The court sided with PhRMA, finding that the statute defines best price as the lowest price available from the manufacturer to specific best-price eligible purchasers – including wholesalers, retailers, providers, health maintenance organizations, nonprofit entities, or governmental entities – and patients are not best-price eligible purchasers.

CMS contended that manufacturer financial assistance to patients is effectively a price given to insurers, which are best-price eligible purchasers because insurers access the benefit of copay financial assistance when they prevent the assistance from counting toward deductibles. However, the court rejected this argument, finding that the assistance is going to the patient, not the insurer. The court granted PhRMA’s motion for summary judgment and vacated the Rule.

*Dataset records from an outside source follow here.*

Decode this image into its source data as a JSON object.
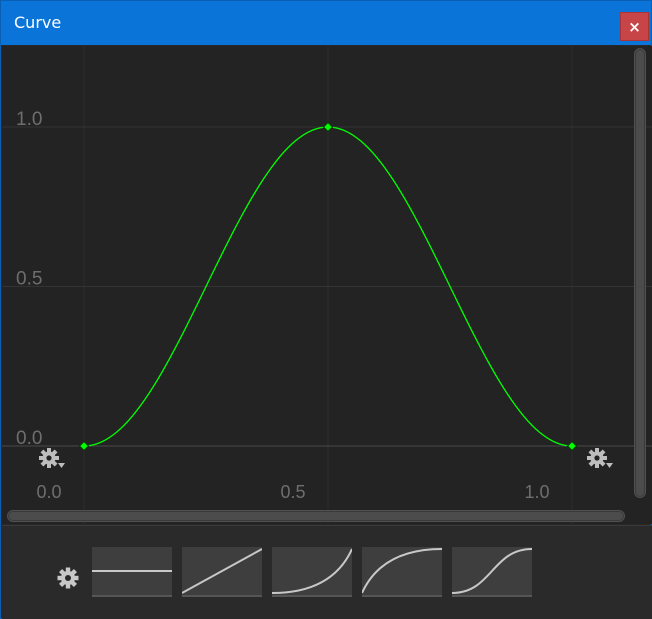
{
  "window": {
    "title": "Curve",
    "close_label": "×"
  },
  "curve": {
    "x_ticks": [
      "0.0",
      "0.5",
      "1.0"
    ],
    "y_ticks": [
      "0.0",
      "0.5",
      "1.0"
    ],
    "curve_color": "#00ff00",
    "keyframes": [
      {
        "time": 0.0,
        "value": 0.0
      },
      {
        "time": 0.5,
        "value": 1.0
      },
      {
        "time": 1.0,
        "value": 0.0
      }
    ]
  },
  "presets": [
    {
      "name": "constant"
    },
    {
      "name": "linear"
    },
    {
      "name": "ease-in"
    },
    {
      "name": "ease-out"
    },
    {
      "name": "ease-in-out"
    }
  ],
  "chart_data": {
    "type": "line",
    "x": [
      0.0,
      0.5,
      1.0
    ],
    "series": [
      {
        "values": [
          0.0,
          1.0,
          0.0
        ]
      }
    ],
    "xlim": [
      -0.1,
      1.15
    ],
    "ylim": [
      -0.2,
      1.2
    ],
    "grid": true
  }
}
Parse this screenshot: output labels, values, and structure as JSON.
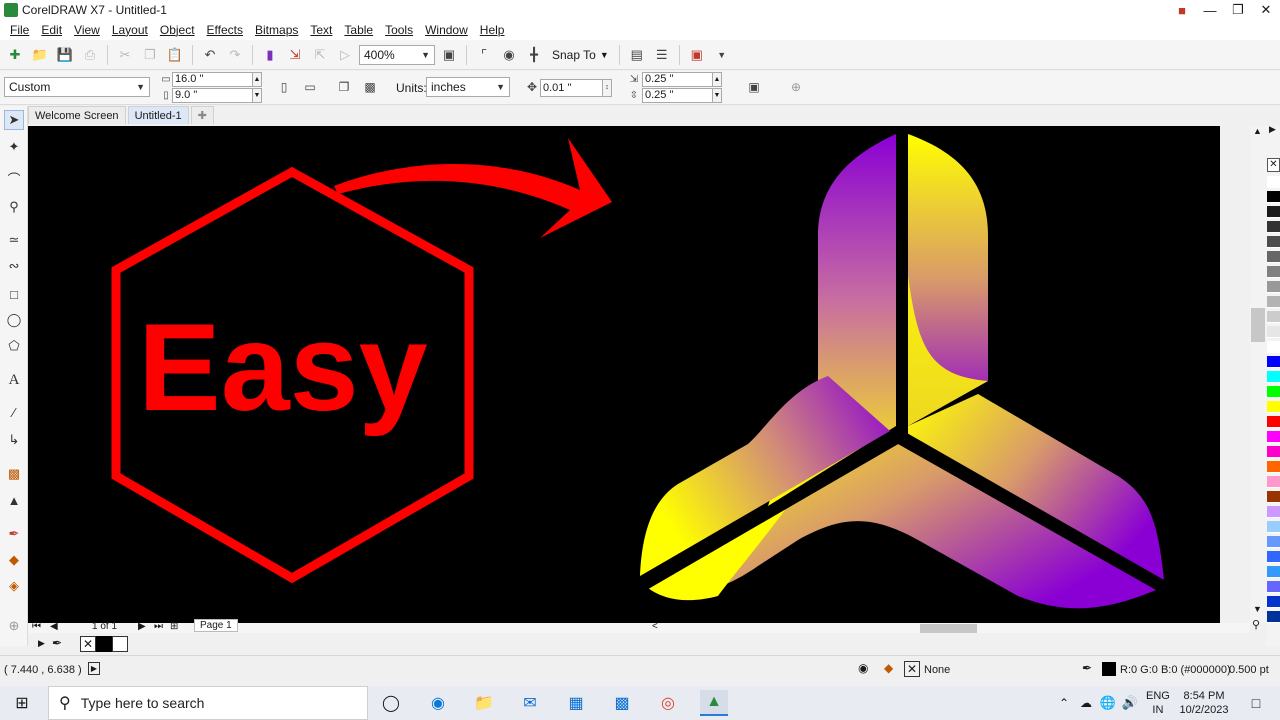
{
  "window": {
    "title": "CorelDRAW X7 - Untitled-1"
  },
  "menu": [
    "File",
    "Edit",
    "View",
    "Layout",
    "Object",
    "Effects",
    "Bitmaps",
    "Text",
    "Table",
    "Tools",
    "Window",
    "Help"
  ],
  "toolbar": {
    "zoom": "400%",
    "snap_to": "Snap To"
  },
  "property_bar": {
    "page_preset": "Custom",
    "page_width": "16.0 \"",
    "page_height": "9.0 \"",
    "units_label": "Units:",
    "units_value": "inches",
    "nudge": "0.01 \"",
    "dup_x": "0.25 \"",
    "dup_y": "0.25 \""
  },
  "tabs": [
    {
      "label": "Welcome Screen"
    },
    {
      "label": "Untitled-1"
    }
  ],
  "canvas": {
    "easy_text": "Easy",
    "easy_color": "#ff0000",
    "bg": "#000000"
  },
  "page_nav": {
    "counter": "1 of 1",
    "page_label": "Page 1"
  },
  "status": {
    "coords": "( 7.440 , 6.638 )",
    "fill_none": "None",
    "outline_color": "R:0 G:0 B:0 (#000000)",
    "outline_width": "0.500 pt"
  },
  "taskbar": {
    "search_placeholder": "Type here to search",
    "lang_top": "ENG",
    "lang_bottom": "IN",
    "time": "8:54 PM",
    "date": "10/2/2023"
  },
  "palette_colors": [
    "#ffffff",
    "#000000",
    "#1a1a1a",
    "#333333",
    "#4d4d4d",
    "#666666",
    "#808080",
    "#999999",
    "#b3b3b3",
    "#cccccc",
    "#e6e6e6",
    "#ffffff",
    "#0000ff",
    "#00ffff",
    "#00ff00",
    "#ffff00",
    "#ff0000",
    "#ff00ff",
    "#ff00cc",
    "#ff6600",
    "#ff99cc",
    "#993300",
    "#cc99ff",
    "#99ccff",
    "#6699ff",
    "#3366ff",
    "#3399ff",
    "#6666ff",
    "#0033cc",
    "#003399"
  ]
}
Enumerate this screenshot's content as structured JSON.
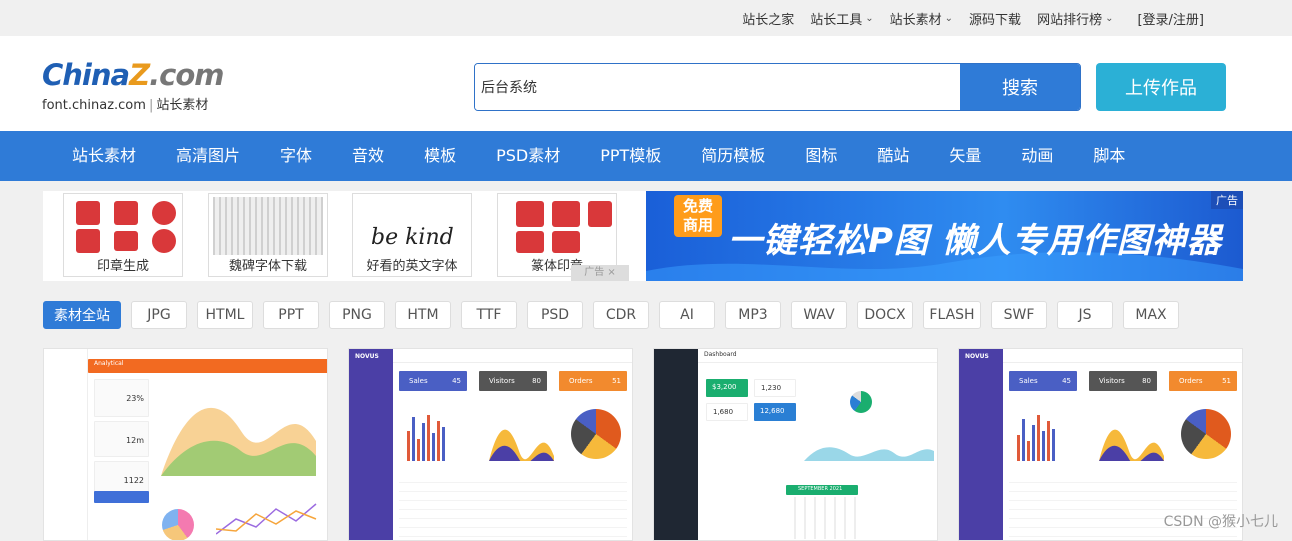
{
  "topbar": {
    "links": [
      {
        "label": "站长之家",
        "dropdown": false
      },
      {
        "label": "站长工具",
        "dropdown": true
      },
      {
        "label": "站长素材",
        "dropdown": true
      },
      {
        "label": "源码下载",
        "dropdown": false
      },
      {
        "label": "网站排行榜",
        "dropdown": true
      }
    ],
    "login": "[登录/注册]"
  },
  "logo": {
    "part1": "China",
    "part2": "Z",
    "part3": ".com",
    "domain": "font.chinaz.com",
    "tagline": "站长素材"
  },
  "search": {
    "value": "后台系统",
    "button": "搜索"
  },
  "upload_button": "上传作品",
  "nav": [
    "站长素材",
    "高清图片",
    "字体",
    "音效",
    "模板",
    "PSD素材",
    "PPT模板",
    "简历模板",
    "图标",
    "酷站",
    "矢量",
    "动画",
    "脚本"
  ],
  "banner": {
    "thumbs": [
      "印章生成",
      "魏碑字体下载",
      "好看的英文字体",
      "篆体印章"
    ],
    "script_sample": "be kind",
    "ad_close_tag": "广告 ×",
    "ad": {
      "badge": "免费\n商用",
      "text": "一键轻松P图 懒人专用作图神器",
      "label": "广告"
    }
  },
  "tags": [
    "素材全站",
    "JPG",
    "HTML",
    "PPT",
    "PNG",
    "HTM",
    "TTF",
    "PSD",
    "CDR",
    "AI",
    "MP3",
    "WAV",
    "DOCX",
    "FLASH",
    "SWF",
    "JS",
    "MAX"
  ],
  "cards": [
    {
      "title": "Analytical",
      "stats": [
        "23%",
        "12m",
        "1122"
      ]
    },
    {
      "title": "NOVUS",
      "stats": [
        "Sales",
        "Visitors",
        "Orders"
      ],
      "numbers": [
        "45",
        "80",
        "51"
      ]
    },
    {
      "title": "Dashboard",
      "stats": [
        "$3,200",
        "1,230",
        "1,680",
        "12,680"
      ],
      "calendar": "SEPTEMBER 2021"
    },
    {
      "title": "NOVUS",
      "stats": [
        "Sales",
        "Visitors",
        "Orders"
      ],
      "numbers": [
        "45",
        "80",
        "51"
      ]
    }
  ],
  "watermark": "CSDN @猴小七儿",
  "colors": {
    "primary": "#2f7bd7",
    "upload": "#2bb0d6",
    "sidebar_purple": "#4b3fa6",
    "sidebar_dark": "#1f2733",
    "orange": "#f28a2e"
  }
}
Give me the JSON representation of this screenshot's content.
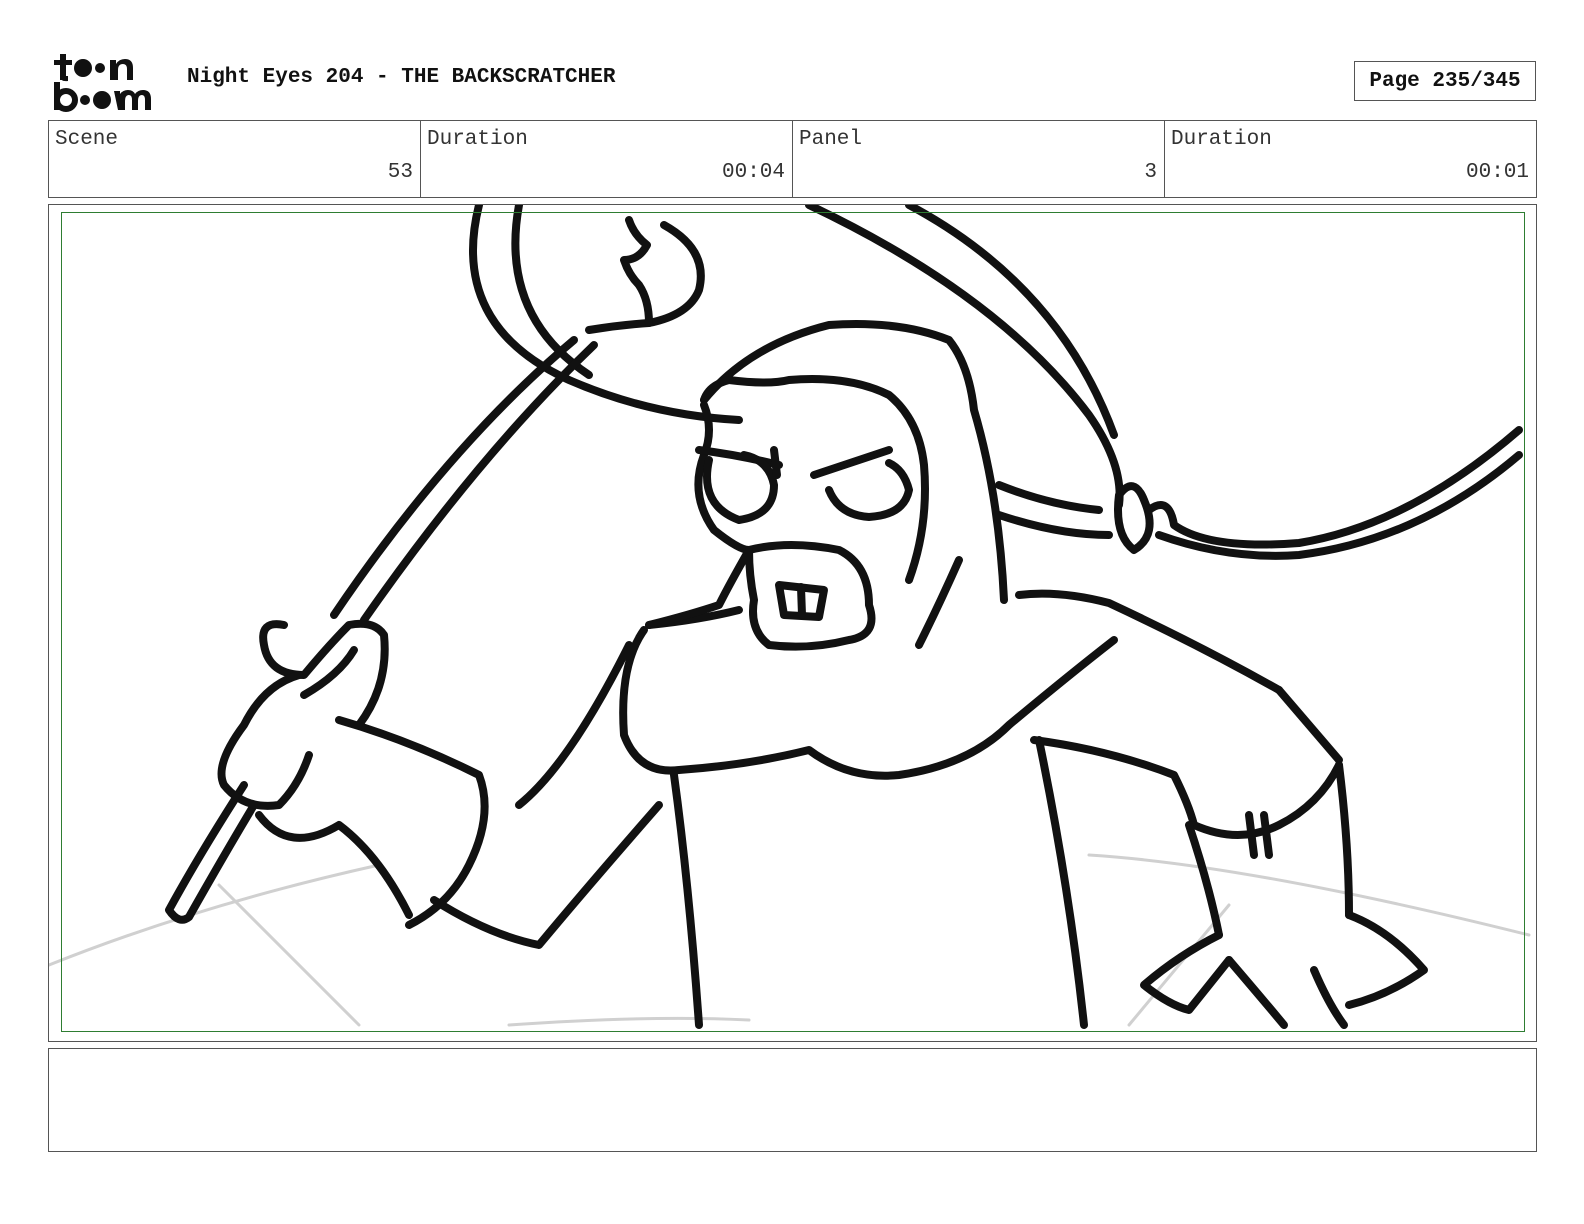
{
  "header": {
    "logo_top": "toon",
    "logo_bottom": "boom",
    "title": "Night Eyes 204 - THE BACKSCRATCHER",
    "page_label": "Page 235/345"
  },
  "info": {
    "scene_label": "Scene",
    "scene_value": "53",
    "scene_duration_label": "Duration",
    "scene_duration_value": "00:04",
    "panel_label": "Panel",
    "panel_value": "3",
    "panel_duration_label": "Duration",
    "panel_duration_value": "00:01"
  },
  "panel": {
    "safe_area_color": "#2e7d32",
    "drawing": "rough storyboard sketch: character swinging a backscratcher"
  },
  "notes": {
    "text": ""
  }
}
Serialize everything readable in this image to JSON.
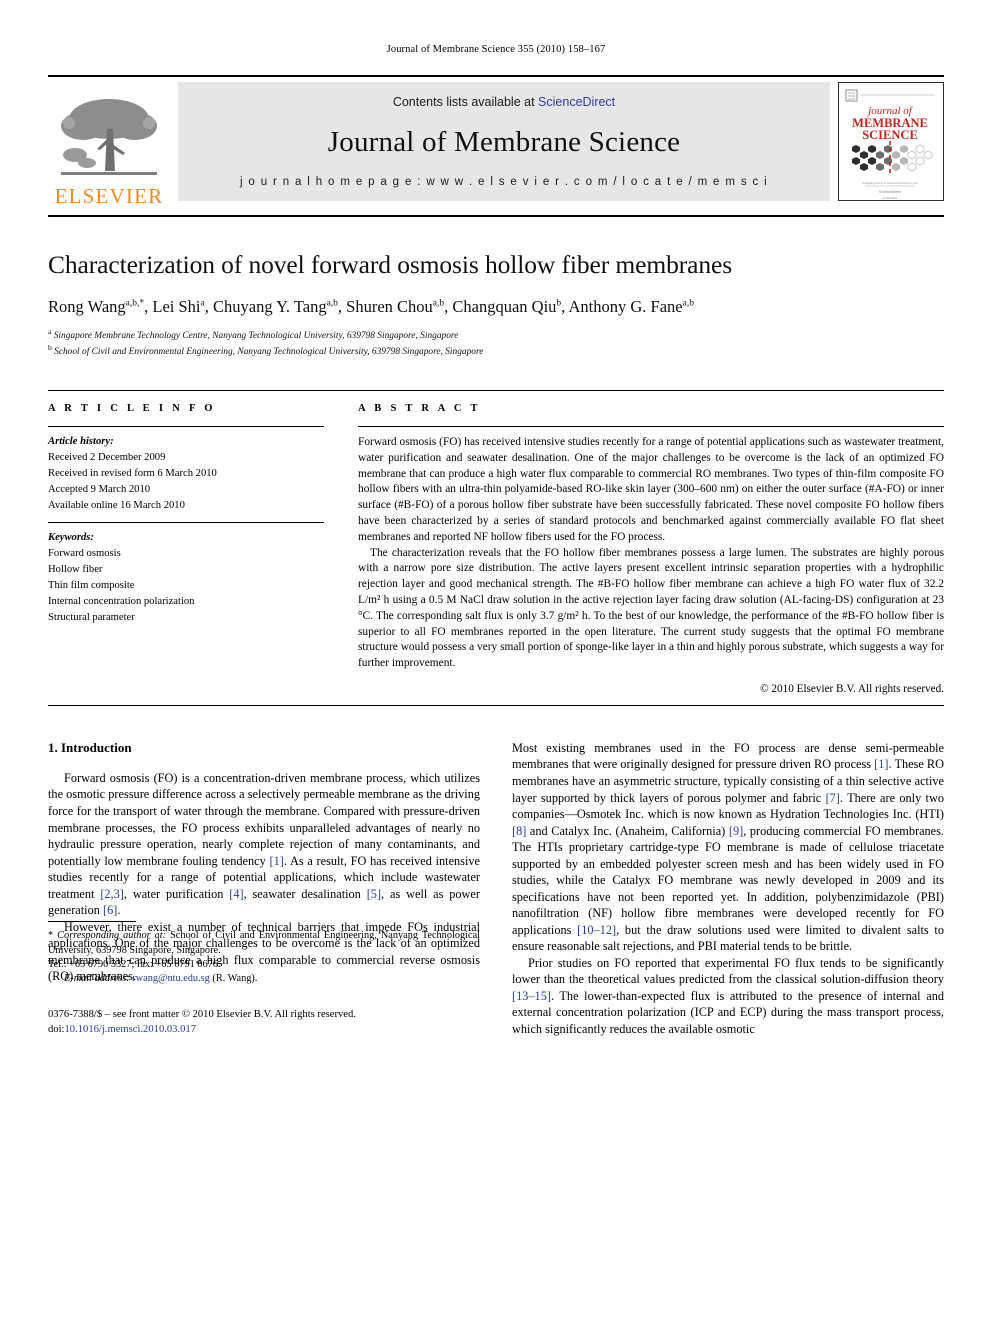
{
  "running_head": "Journal of Membrane Science 355 (2010) 158–167",
  "masthead": {
    "publisher_logo_name": "ELSEVIER",
    "contents_prefix": "Contents lists available at",
    "sciencedirect_link": "ScienceDirect",
    "journal_name": "Journal of Membrane Science",
    "homepage_label": "j o u r n a l   h o m e p a g e :   w w w . e l s e v i e r . c o m / l o c a t e / m e m s c i",
    "cover": {
      "line1": "journal of",
      "line2": "MEMBRANE",
      "line3": "SCIENCE",
      "accent_color": "#C0271C"
    }
  },
  "article": {
    "title": "Characterization of novel forward osmosis hollow fiber membranes",
    "authors_html": "Rong Wang<sup>a,b,</sup><sup>*</sup>, Lei Shi<sup>a</sup>, Chuyang Y. Tang<sup>a,b</sup>, Shuren Chou<sup>a,b</sup>, Changquan Qiu<sup>b</sup>, Anthony G. Fane<sup>a,b</sup>",
    "affiliation_a": "Singapore Membrane Technology Centre, Nanyang Technological University, 639798 Singapore, Singapore",
    "affiliation_b": "School of Civil and Environmental Engineering, Nanyang Technological University, 639798 Singapore, Singapore"
  },
  "article_info": {
    "heading": "A R T I C L E    I N F O",
    "history_label": "Article history:",
    "history": [
      "Received 2 December 2009",
      "Received in revised form 6 March 2010",
      "Accepted 9 March 2010",
      "Available online 16 March 2010"
    ],
    "keywords_label": "Keywords:",
    "keywords": [
      "Forward osmosis",
      "Hollow fiber",
      "Thin film composite",
      "Internal concentration polarization",
      "Structural parameter"
    ]
  },
  "abstract": {
    "heading": "A B S T R A C T",
    "paragraph1": "Forward osmosis (FO) has received intensive studies recently for a range of potential applications such as wastewater treatment, water purification and seawater desalination. One of the major challenges to be overcome is the lack of an optimized FO membrane that can produce a high water flux comparable to commercial RO membranes. Two types of thin-film composite FO hollow fibers with an ultra-thin polyamide-based RO-like skin layer (300–600 nm) on either the outer surface (#A-FO) or inner surface (#B-FO) of a porous hollow fiber substrate have been successfully fabricated. These novel composite FO hollow fibers have been characterized by a series of standard protocols and benchmarked against commercially available FO flat sheet membranes and reported NF hollow fibers used for the FO process.",
    "paragraph2": "The characterization reveals that the FO hollow fiber membranes possess a large lumen. The substrates are highly porous with a narrow pore size distribution. The active layers present excellent intrinsic separation properties with a hydrophilic rejection layer and good mechanical strength. The #B-FO hollow fiber membrane can achieve a high FO water flux of 32.2 L/m² h using a 0.5 M NaCl draw solution in the active rejection layer facing draw solution (AL-facing-DS) configuration at 23 °C. The corresponding salt flux is only 3.7 g/m² h. To the best of our knowledge, the performance of the #B-FO hollow fiber is superior to all FO membranes reported in the open literature. The current study suggests that the optimal FO membrane structure would possess a very small portion of sponge-like layer in a thin and highly porous substrate, which suggests a way for further improvement.",
    "copyright": "© 2010 Elsevier B.V. All rights reserved."
  },
  "body": {
    "section1_title": "1.  Introduction",
    "left_p1_html": "Forward osmosis (FO) is a concentration-driven membrane process, which utilizes the osmotic pressure difference across a selectively permeable membrane as the driving force for the transport of water through the membrane. Compared with pressure-driven membrane processes, the FO process exhibits unparalleled advantages of nearly no hydraulic pressure operation, nearly complete rejection of many contaminants, and potentially low membrane fouling tendency <span class=\"ref\">[1]</span>. As a result, FO has received intensive studies recently for a range of potential applications, which include wastewater treatment <span class=\"ref\">[2,3]</span>, water purification <span class=\"ref\">[4]</span>, seawater desalination <span class=\"ref\">[5]</span>, as well as power generation <span class=\"ref\">[6]</span>.",
    "left_p2_html": "However, there exist a number of technical barriers that impede FOs industrial applications. One of the major challenges to be overcome is the lack of an optimized membrane that can produce a high flux comparable to commercial reverse osmosis (RO) membranes.",
    "right_p1_html": "Most existing membranes used in the FO process are dense semi-permeable membranes that were originally designed for pressure driven RO process <span class=\"ref\">[1]</span>. These RO membranes have an asymmetric structure, typically consisting of a thin selective active layer supported by thick layers of porous polymer and fabric <span class=\"ref\">[7]</span>. There are only two companies—Osmotek Inc. which is now known as Hydration Technologies Inc. (HTI) <span class=\"ref\">[8]</span> and Catalyx Inc. (Anaheim, California) <span class=\"ref\">[9]</span>, producing commercial FO membranes. The HTIs proprietary cartridge-type FO membrane is made of cellulose triacetate supported by an embedded polyester screen mesh and has been widely used in FO studies, while the Catalyx FO membrane was newly developed in 2009 and its specifications have not been reported yet. In addition, polybenzimidazole (PBI) nanofiltration (NF) hollow fibre membranes were developed recently for FO applications <span class=\"ref\">[10–12]</span>, but the draw solutions used were limited to divalent salts to ensure reasonable salt rejections, and PBI material tends to be brittle.",
    "right_p2_html": "Prior studies on FO reported that experimental FO flux tends to be significantly lower than the theoretical values predicted from the classical solution-diffusion theory <span class=\"ref\">[13–15]</span>. The lower-than-expected flux is attributed to the presence of internal and external concentration polarization (ICP and ECP) during the mass transport process, which significantly reduces the available osmotic"
  },
  "footnote": {
    "corresponding_html": "<span class=\"star\">*</span> <i>Corresponding author at:</i> School of Civil and Environmental Engineering, Nanyang Technological University, 639798 Singapore, Singapore.",
    "tel_line": "Tel.: +65 6790 5327; fax: +65 6791 0676.",
    "email_label": "E-mail address:",
    "email": "rwang@ntu.edu.sg",
    "email_owner": "(R. Wang).",
    "imprint_line": "0376-7388/$ – see front matter © 2010 Elsevier B.V. All rights reserved.",
    "doi_label": "doi:",
    "doi_value": "10.1016/j.memsci.2010.03.017"
  }
}
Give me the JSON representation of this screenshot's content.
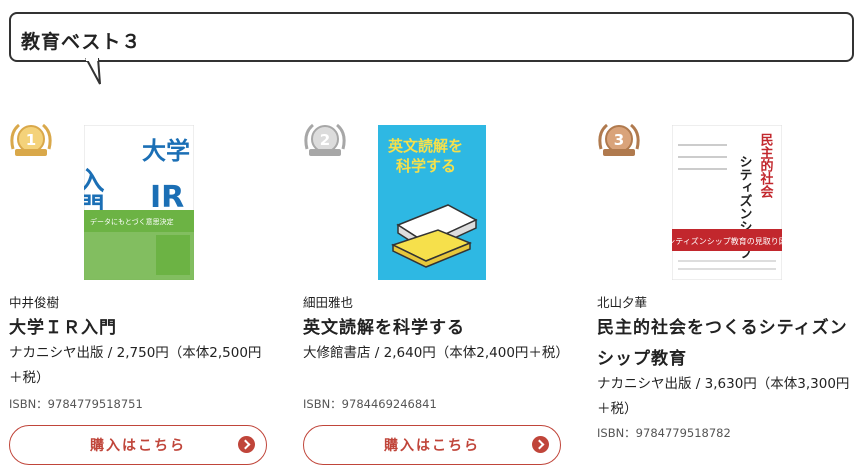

Implications for the Specialty Pharmacy Industry and Next Steps
Pharmacies, hubs, copay vendors, and drug manufacturers have been following developments related to implementation of the Rule. In particular, CMS indicated that one potential mechanism that manufacturers could implement would involve patients paying full price at the point of sale and then submitting a rebate request to the manufacturer for financial assistance. Under such mechanisms, pharmacies could play a role in collecting payments from patients and submitting rebate requests or refunding patients in some way to ensure that the financial assistance is passed on directly to patients.

The government has 60 days to decide whether to appeal the decision. In the meantime, if the court’s decision stands, stakeholders will not need to update copay collection procedures prior by the January 1, 2023 effective date, as planned.